A weakening demand picture from the above factors is exacerbated by looming capacity reductions by US airlines, in response to the high cost of jet fuel, and aggressive price increases being attempted by the airlines and rental car companies, with some success, following several years of aggressive price increases by the hotel industry. Said simply, the cost of travel has materially increased while the desire/need to travel has declined. Even the buoying effect of the weak US $ is being challenged as, if anything, the UK and Europe are in a worse mess economically and their currencies have declined 10%+ against the dollar over the last 60 days. That, too, is likely to be an extended trend.
The hotel demand issues noted above are evidencing themselves in weakening hotel fundamentals. After three years of unprecedented REVPAR growth 2005-2007, REVPAR will, at best, in our opinion, be flat during 2008. Year-to-date through July, REVPAR has increased only 1.3%. Occupancy has declined 2.5% while Average Room Rate has increased 3.9%. We expect Occupancy to continue to decline at this level or somewhat worse the remainder of this year and ADR growth is moderating significantly. We would not be at all surprised for 2008 REVPAR to finish below 2007. We expect national REVPAR during 2009 to be worse than 2008. We do not expect 2010 to evidence a robust turnaround, either.

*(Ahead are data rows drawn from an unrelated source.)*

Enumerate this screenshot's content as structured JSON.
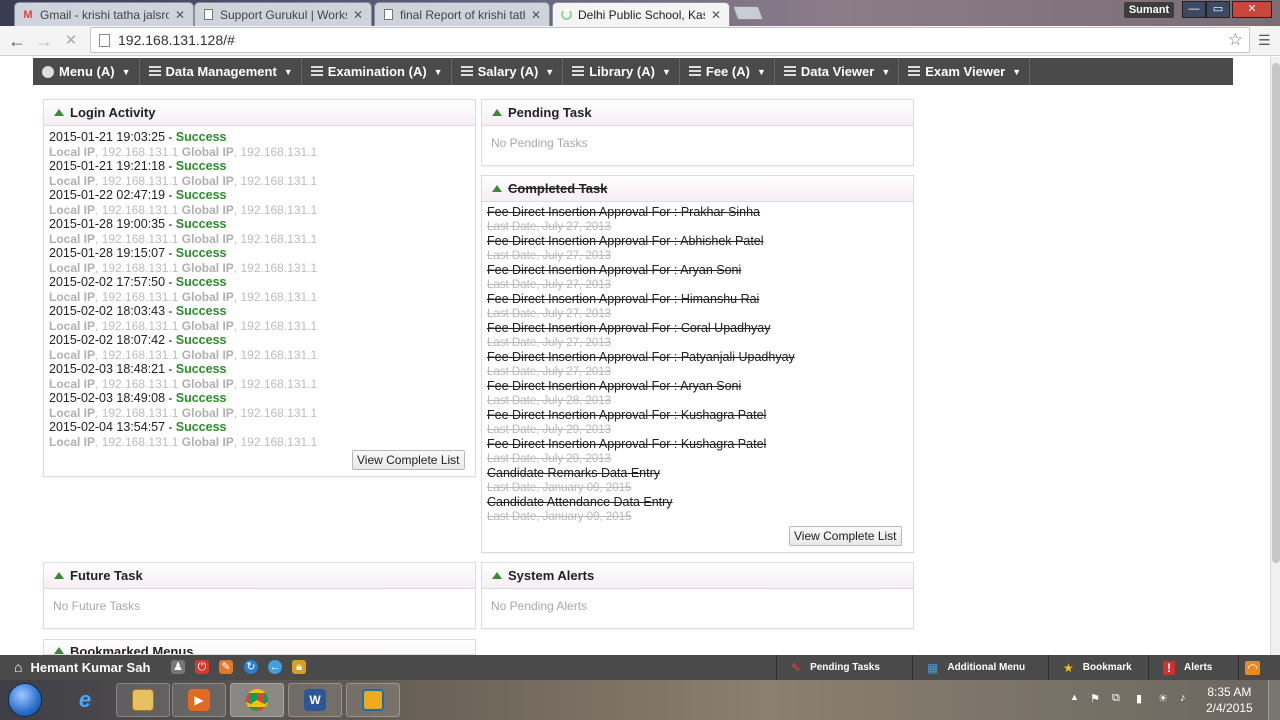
{
  "browser": {
    "tabs": [
      {
        "title": "Gmail - krishi tatha jalsrot",
        "icon": "gmail-icon",
        "active": false
      },
      {
        "title": "Support Gurukul | Worksh",
        "icon": "page-icon",
        "active": false
      },
      {
        "title": "final Report of krishi tatha",
        "icon": "page-icon",
        "active": false
      },
      {
        "title": "Delhi Public School, Kashi",
        "icon": "loading-icon",
        "active": true
      }
    ],
    "profile_name": "Sumant",
    "url": "192.168.131.128/#"
  },
  "nav": {
    "items": [
      {
        "label": "Menu (A)"
      },
      {
        "label": "Data Management"
      },
      {
        "label": "Examination (A)"
      },
      {
        "label": "Salary (A)"
      },
      {
        "label": "Library (A)"
      },
      {
        "label": "Fee (A)"
      },
      {
        "label": "Data Viewer"
      },
      {
        "label": "Exam Viewer"
      }
    ]
  },
  "login_activity": {
    "title": "Login Activity",
    "separator": " - ",
    "local_label": "Local IP",
    "global_label": "Global IP",
    "entries": [
      {
        "time": "2015-01-21 19:03:25",
        "status": "Success",
        "local_ip": "192.168.131.1",
        "global_ip": "192.168.131.1"
      },
      {
        "time": "2015-01-21 19:21:18",
        "status": "Success",
        "local_ip": "192.168.131.1",
        "global_ip": "192.168.131.1"
      },
      {
        "time": "2015-01-22 02:47:19",
        "status": "Success",
        "local_ip": "192.168.131.1",
        "global_ip": "192.168.131.1"
      },
      {
        "time": "2015-01-28 19:00:35",
        "status": "Success",
        "local_ip": "192.168.131.1",
        "global_ip": "192.168.131.1"
      },
      {
        "time": "2015-01-28 19:15:07",
        "status": "Success",
        "local_ip": "192.168.131.1",
        "global_ip": "192.168.131.1"
      },
      {
        "time": "2015-02-02 17:57:50",
        "status": "Success",
        "local_ip": "192.168.131.1",
        "global_ip": "192.168.131.1"
      },
      {
        "time": "2015-02-02 18:03:43",
        "status": "Success",
        "local_ip": "192.168.131.1",
        "global_ip": "192.168.131.1"
      },
      {
        "time": "2015-02-02 18:07:42",
        "status": "Success",
        "local_ip": "192.168.131.1",
        "global_ip": "192.168.131.1"
      },
      {
        "time": "2015-02-03 18:48:21",
        "status": "Success",
        "local_ip": "192.168.131.1",
        "global_ip": "192.168.131.1"
      },
      {
        "time": "2015-02-03 18:49:08",
        "status": "Success",
        "local_ip": "192.168.131.1",
        "global_ip": "192.168.131.1"
      },
      {
        "time": "2015-02-04 13:54:57",
        "status": "Success",
        "local_ip": "192.168.131.1",
        "global_ip": "192.168.131.1"
      }
    ],
    "view_all_label": "View Complete List"
  },
  "pending_task": {
    "title": "Pending Task",
    "empty_text": "No Pending Tasks"
  },
  "completed_task": {
    "title": "Completed Task",
    "entries": [
      {
        "name": "Fee Direct Insertion Approval For : Prakhar Sinha",
        "date": "Last Date, July 27, 2013"
      },
      {
        "name": "Fee Direct Insertion Approval For : Abhishek Patel",
        "date": "Last Date, July 27, 2013"
      },
      {
        "name": "Fee Direct Insertion Approval For : Aryan Soni",
        "date": "Last Date, July 27, 2013"
      },
      {
        "name": "Fee Direct Insertion Approval For : Himanshu Rai",
        "date": "Last Date, July 27, 2013"
      },
      {
        "name": "Fee Direct Insertion Approval For : Coral Upadhyay",
        "date": "Last Date, July 27, 2013"
      },
      {
        "name": "Fee Direct Insertion Approval For : Patyanjali Upadhyay",
        "date": "Last Date, July 27, 2013"
      },
      {
        "name": "Fee Direct Insertion Approval For : Aryan Soni",
        "date": "Last Date, July 28, 2013"
      },
      {
        "name": "Fee Direct Insertion Approval For : Kushagra Patel",
        "date": "Last Date, July 29, 2013"
      },
      {
        "name": "Fee Direct Insertion Approval For : Kushagra Patel",
        "date": "Last Date, July 29, 2013"
      },
      {
        "name": "Candidate Remarks Data Entry",
        "date": "Last Date, January 09, 2015"
      },
      {
        "name": "Candidate Attendance Data Entry",
        "date": "Last Date, January 09, 2015"
      }
    ],
    "view_all_label": "View Complete List"
  },
  "future_task": {
    "title": "Future Task",
    "empty_text": "No Future Tasks"
  },
  "system_alerts": {
    "title": "System Alerts",
    "empty_text": "No Pending Alerts"
  },
  "bookmarked_menus": {
    "title": "Bookmarked Menus"
  },
  "statusbar": {
    "user_name": "Hemant Kumar Sah",
    "buttons": [
      {
        "label": "Pending Tasks",
        "icon": "pen-icon"
      },
      {
        "label": "Additional Menu",
        "icon": "grid-icon"
      },
      {
        "label": "Bookmark",
        "icon": "star-icon"
      },
      {
        "label": "Alerts",
        "icon": "alert-icon"
      }
    ]
  },
  "taskbar": {
    "time": "8:35 AM",
    "date": "2/4/2015"
  },
  "colors": {
    "nav_bg": "#4a4a4a",
    "success": "#2e8b2e",
    "panel_head_tint": "#f6eef4",
    "triangle": "#3a8a3a"
  }
}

To be sure, there are certain markets performing relatively well. New York, San Francisco and Boston are still recovering from radical market declines in the wake of 9/11 terrorist attacks and tech-bubble implosion as well as benefitting from the weak dollar while Houston is strong due to the booming energy market. Relative good news also can be found in the supply picture which is much more benign than the past two cycles, as supply growth as a percentage of national inventory over the last five years is less than half that experienced in the five years leading up to the last two cyclical market peaks/transition points (1990 and 2000). The silver lining of this situation is that what was a rapidly building supply pipeline is now receding.
So, the next several years will not feel good for most hotel owners, particularly those that took advantage of high proceeds (LTV) loans with unusually flexible terms that were available in the market 2005-2007. In our view, lenders were more aggressive than equity during this period of extraordinarily easy credit and were taking equity risk while offering historically low interest rate spreads. Revenues will be flat to down, generally, while expenses will be rising materially. However, it will take time for any meaningful amount of stress to develop, and it may never happen, as most loans granted during the easy credit period were toothless with respect to default covenants that would give lenders the right to seek early repayment or foreclose. And many of the lenders that do/will have those rights aren't interested in taking action because they have so many, worse problems to deal with. Unless your lender is taken over by the FDIC.
It's a weird, uncertain time.Henry Vickers, Jr.